Hahn-Affäre: Landesregierung legt geheimen Schriftwechsel offen

Hahn-Affäre: Landesregierung legt geheimen Schriftwechsel offen

Den Flughafen Hahn verkaufen, das bleibt Ziel der Landesregierung und des Wirtschaftsprüfungsunternehmens KPMG. Doch der geplatzte erste Deal sorgt weiter für Konflikte. Das Innenministerium machte nun einen geheimen Schriftwechsel öffentlich, um Vorwürfe gegen die Ministerpräsidentin zu entkräften.

In der Nacht endete das zweite Bieterverfahren um den Flughafen Hahn. Die rheinland-pfälzische Landesregierung hofft, dass Interessenten bis Mitte September geprüft und analysiert sind, um dann einen seriösen Käufer für den Hunsrück-Airport zu finden. Einen Großteil der Arbeit erledigt das Wirtschaftsprüfungsunternehmen KPMG. Just in einer Phase, in der ein geheimer Schriftwechsel zwischen der Regierung und der KPMG Ärger bringt.

Das Innenministerium hat nun die Briefe veröffentlicht, um Vorwürfe gegen Malu Dreyer zu entkräften.

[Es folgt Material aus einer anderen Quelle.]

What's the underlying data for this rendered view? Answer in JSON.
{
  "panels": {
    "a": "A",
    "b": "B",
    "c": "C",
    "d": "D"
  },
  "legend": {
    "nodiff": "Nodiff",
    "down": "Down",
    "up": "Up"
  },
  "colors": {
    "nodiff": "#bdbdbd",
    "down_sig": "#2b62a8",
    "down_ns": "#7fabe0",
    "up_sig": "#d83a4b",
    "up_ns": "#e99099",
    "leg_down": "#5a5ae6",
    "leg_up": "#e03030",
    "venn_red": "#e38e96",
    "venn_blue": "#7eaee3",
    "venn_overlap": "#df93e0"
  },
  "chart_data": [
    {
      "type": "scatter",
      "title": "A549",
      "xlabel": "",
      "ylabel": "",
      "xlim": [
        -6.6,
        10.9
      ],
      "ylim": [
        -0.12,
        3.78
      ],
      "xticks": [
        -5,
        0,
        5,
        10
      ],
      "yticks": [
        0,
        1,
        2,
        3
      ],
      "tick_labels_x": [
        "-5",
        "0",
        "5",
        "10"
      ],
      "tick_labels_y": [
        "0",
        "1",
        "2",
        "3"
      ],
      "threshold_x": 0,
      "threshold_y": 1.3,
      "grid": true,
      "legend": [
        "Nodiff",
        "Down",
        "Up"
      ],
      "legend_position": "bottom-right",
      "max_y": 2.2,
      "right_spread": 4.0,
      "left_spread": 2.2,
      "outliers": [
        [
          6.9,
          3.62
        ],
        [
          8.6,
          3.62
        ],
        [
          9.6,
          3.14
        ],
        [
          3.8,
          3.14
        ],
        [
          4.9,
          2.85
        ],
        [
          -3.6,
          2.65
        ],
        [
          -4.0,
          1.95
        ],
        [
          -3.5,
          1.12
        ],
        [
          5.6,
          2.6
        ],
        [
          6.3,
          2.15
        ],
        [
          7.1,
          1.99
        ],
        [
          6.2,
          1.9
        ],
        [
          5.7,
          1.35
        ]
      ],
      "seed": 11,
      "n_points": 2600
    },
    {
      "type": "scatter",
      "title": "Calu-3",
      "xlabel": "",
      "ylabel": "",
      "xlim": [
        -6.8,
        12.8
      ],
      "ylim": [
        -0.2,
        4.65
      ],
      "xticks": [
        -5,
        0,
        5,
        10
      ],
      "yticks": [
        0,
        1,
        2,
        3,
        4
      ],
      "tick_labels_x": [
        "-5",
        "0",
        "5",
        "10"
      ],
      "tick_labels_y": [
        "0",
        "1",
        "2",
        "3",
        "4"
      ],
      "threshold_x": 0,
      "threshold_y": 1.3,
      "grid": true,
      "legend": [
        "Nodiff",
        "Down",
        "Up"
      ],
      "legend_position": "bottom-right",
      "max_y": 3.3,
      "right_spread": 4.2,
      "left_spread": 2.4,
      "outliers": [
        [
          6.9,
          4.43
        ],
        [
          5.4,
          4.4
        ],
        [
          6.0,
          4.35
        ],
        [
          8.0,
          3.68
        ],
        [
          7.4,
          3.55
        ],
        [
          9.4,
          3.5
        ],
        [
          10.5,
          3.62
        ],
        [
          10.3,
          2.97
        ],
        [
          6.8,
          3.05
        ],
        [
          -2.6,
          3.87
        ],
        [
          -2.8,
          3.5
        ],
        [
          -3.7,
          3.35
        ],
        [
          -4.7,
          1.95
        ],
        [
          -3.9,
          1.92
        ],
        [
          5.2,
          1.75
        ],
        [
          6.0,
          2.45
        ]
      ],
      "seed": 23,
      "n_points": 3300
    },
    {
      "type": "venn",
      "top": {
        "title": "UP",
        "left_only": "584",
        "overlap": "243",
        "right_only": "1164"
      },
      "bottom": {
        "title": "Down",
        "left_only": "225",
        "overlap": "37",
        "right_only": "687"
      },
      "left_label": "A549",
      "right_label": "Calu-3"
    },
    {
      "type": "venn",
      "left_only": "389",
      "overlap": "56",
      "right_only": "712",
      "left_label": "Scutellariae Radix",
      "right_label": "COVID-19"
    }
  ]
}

In einem Schreiben der KPMG hieß es, Innenstaatssekretär Randolf Stich habe trotz eines überraschenden Gesellschafterwechsels bei den Chinesen auf einer Fortsetzung der Verhandlungen bestanden - mit Verweis auf von der Ministerpräsidentin vorgebrachten Zeitdruck.

Stich sagt nun: "Wir wissen nicht, was die KPMG für eine Wahrnehmung hatte. Sie weicht aber voll von der Realität ab." Dreyer sei nie in das operative Geschäft eingebunden gewesen. Im Antwortschreiben von Innenminister Roger Lewentz an die KPMG vom 25. Juli heißt es, deren Sicht sei "einseitig und insofern unrichtig". Auf die Kritik an der Ministerpräsidentin ging er im Brief aber nicht ein.

Martin Brandl, parlamentarischer Geschäftsführer der CDU-Fraktion, kritisiert: "Das kann nur bedeuten, dass die Darstellung der KPMG zutreffend ist." Lewentz entgegnet, er habe seine Meinung direkt in Gesprächen mit KPMG-Vertretern vorgebracht. SPD-Fraktionschef Alexander Schweitzer wirft der CDU dagegen vor, den Verkaufsprozess am Hahn mit Attacken gegen Dreyer torpedieren zu wollen.

Die Ministerpräsidentin will sich voraussichtlich kommende Woche in einer Sondersitzung von vier Landtagsausschüssen äußern. Dreyer habe "weder etwas zu verbergen noch sich etwas vorzuwerfen", sagt Regierungssprecherin Andrea Bähner.